Medical law experts say family had to wait for coroner’s inquiry to provide answers as to how 17 year old daughter died
The family of a 17-year-old girl who died after complications relating to a bone marrow transplant from her younger sister to cure leukaemia are relieved to finally receive answers about the care their daughter received.
Chloe Dwyer, from Sale, Cheshire had a life-threatening form of leukaemia which required a bone marrow transplant from her 13-year-old sister in February 2011 at Royal Manchester Children’s Hospital.
After the transplant she suffered from various expected complications relating to the drugs she was given including seizures, fever, abdominal pain and severe musositis. But when she developed a rash all over her body and extreme facial swelling, her family began to get extremely concerned.
Jeff Dwyer, 45, and his wife Nicki, 42, instructed medical law specialists at Irwin Mitchell’s Manchester office who represented them at the inquest on a pro-bono basis.
Although they were relieved to finally find out what happened to their daughter, they are angry that it has taken almost two years to get answers and claim the hospital did not make it clear enough as to how she died.
At an inquest into her death at Manchester Coroner’s Court, HM Coroner Nigel Meadows recorded a narrative verdict saying that Chloe died from complications arising from necessary treatment for chronic myeloid leukaemia.
Leena Savjani, an expert medical lawyer at Irwin Mitchell representing the family, said: “Over the past two years the family has been devastated. They tragically lost their daughter to leukaemia and had many questions over the treatment she received during her post operative care.
“The family feel they have been left completely in the dark by Manchester Children’s Hospital as to what caused Chloe’s death – they say they received no explanation at the time Chloe’s complications arose, nor after Chloe’s death.
“The family are grateful to the Coroner for a thorough investigation into the circumstances surrounding Chloe’s death, part of which included commissioning independent expert evidence into Chloe’s care.
“It is unacceptable for them to have to wait until the inquest to get answers about what happened, and for Royal Manchester Children’s Hospital to make no attempts to provide the family with at least an explanation of what they considered had gone wrong.
“The family now realise that Chloe died from a rare complication of bone marrow transplant known as ‘Engraftment Syndrome’ however this was never explained to them at the time or after Chloe’s death. This is unacceptable, and I hope the inquest now goes some way to providing them with closure so that they can begin to move on with their lives.”
After the bone marrow transplant, Chloe suffered from seizures, a sore mouth, and abdominal pain. These were all expected complications of a transplant but a few days later she developed a fever and became extremely unwell so she was started on Tazocin medication, which is a type of penicillin antibiotic.
Chloe’s condition continued to deteriorate and she showed signs of a high fever and severe pain. Her lips and mouth had become swollen and her parents believed this to be an allergic reaction to the penicillin – something the hospital believed not to be true saying that Chloe’s immune system could not react that way because of the bone marrow transplant.
Chloe’s mother Nicki said: “As a child Chloe had vomited and had swelling of her face when she was given Penicillin and her GP had advised us that she was allergic to it so we raised concerns with staff once we found out she was being treated with a form of this drug.
“We had previously discussed the penicillin allergy prior to Chloe’s admission to hospital and were reassured that penicillin would not be used.
“Over two weeks after the operation her condition got worse and we were absolutely heartbroken at her death.
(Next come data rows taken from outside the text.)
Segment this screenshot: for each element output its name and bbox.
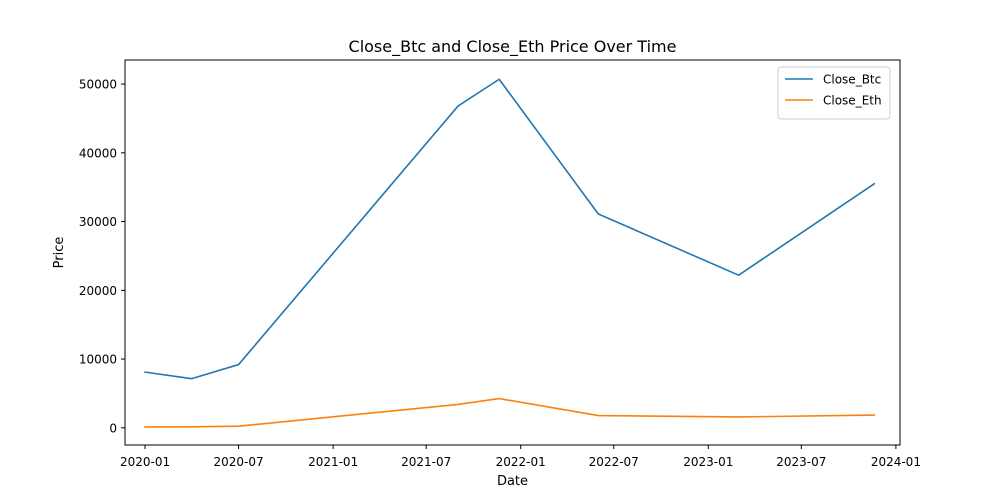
x-tick-label: 2023-07 — [776, 455, 826, 469]
x-axis: 2020-01 2020-07 2021-01 2021-07 2022-01 2022-… — [120, 445, 921, 469]
y-axis-label: Price — [52, 237, 67, 269]
y-tick-label: 40000 — [79, 146, 117, 160]
x-tick-label: 2021-01 — [308, 455, 358, 469]
y-tick-label: 0 — [109, 421, 117, 435]
x-tick-label: 2024-01 — [871, 455, 921, 469]
x-tick-label: 2020-07 — [214, 455, 264, 469]
legend: Close_Btc Close_Eth — [777, 66, 891, 120]
x-axis-label: Date — [497, 474, 528, 489]
series-line-close-btc — [144, 78, 876, 380]
series-line-close-eth — [144, 397, 876, 428]
y-tick-label: 10000 — [79, 353, 117, 367]
legend-label: Close_Btc — [823, 73, 881, 87]
y-tick-label: 30000 — [79, 215, 117, 229]
x-tick-label: 2021-07 — [401, 455, 451, 469]
plot-area — [144, 78, 876, 428]
y-tick-label: 20000 — [79, 284, 117, 298]
chart-title: Close_Btc and Close_Eth Price Over Time — [349, 37, 677, 57]
legend-label: Close_Eth — [823, 94, 882, 108]
x-tick-label: 2022-01 — [496, 455, 546, 469]
axes-frame — [124, 59, 901, 446]
x-tick-label: 2022-07 — [589, 455, 639, 469]
x-tick-label: 2023-01 — [683, 455, 733, 469]
y-tick-label: 50000 — [79, 78, 117, 92]
legend-box — [777, 66, 891, 120]
y-axis: 0 10000 20000 30000 40000 50000 — [79, 78, 125, 435]
x-tick-label: 2020-01 — [120, 455, 170, 469]
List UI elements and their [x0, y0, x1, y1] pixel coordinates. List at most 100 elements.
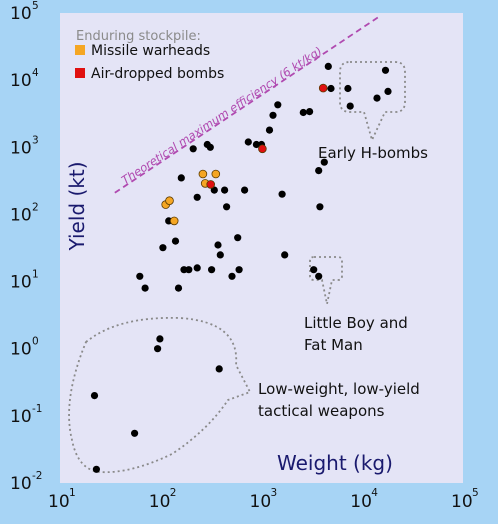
point-other-weapons-37	[281, 251, 289, 259]
x-tick-5: 10 5	[451, 487, 479, 512]
callout-little-boy-bubble	[309, 256, 343, 305]
y-tick-2: 10 2	[10, 201, 39, 225]
x-tick-label-exp: 2	[170, 487, 177, 499]
point-other-weapons-49	[373, 94, 381, 102]
point-other-weapons-45	[324, 62, 332, 70]
point-other-weapons-41	[315, 272, 323, 280]
legend-label-air-dropped: Air-dropped bombs	[91, 66, 224, 82]
y-axis-title: Yield (kt)	[65, 161, 89, 251]
callout-tactical-bubble	[68, 316, 252, 474]
point-other-weapons-44	[320, 158, 328, 166]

We didn’t know at the time what had gone wrong and why Chloe died and for a long time we thought it was to do with the penicillin – if only someone from the hospital had taken the time to explain things to us we wouldn’t have had so many doubts.
“We have been in the dark for so long about how she died and had many questions about her care.
“Although the inquest has gone some way to giving us answers nothing will ever bring Chloe back and I hope the trust learns lessons from their failure to communicate with us during this difficult period so that in future other parents and families are treated with more respect.”
A post-mortem was conducted and concluded that the cause of Chloe’s death on 25 February 2011 was ‘engraftment syndrome’ which is a rare condition where the body suffers an exaggerated reaction to the donor operation.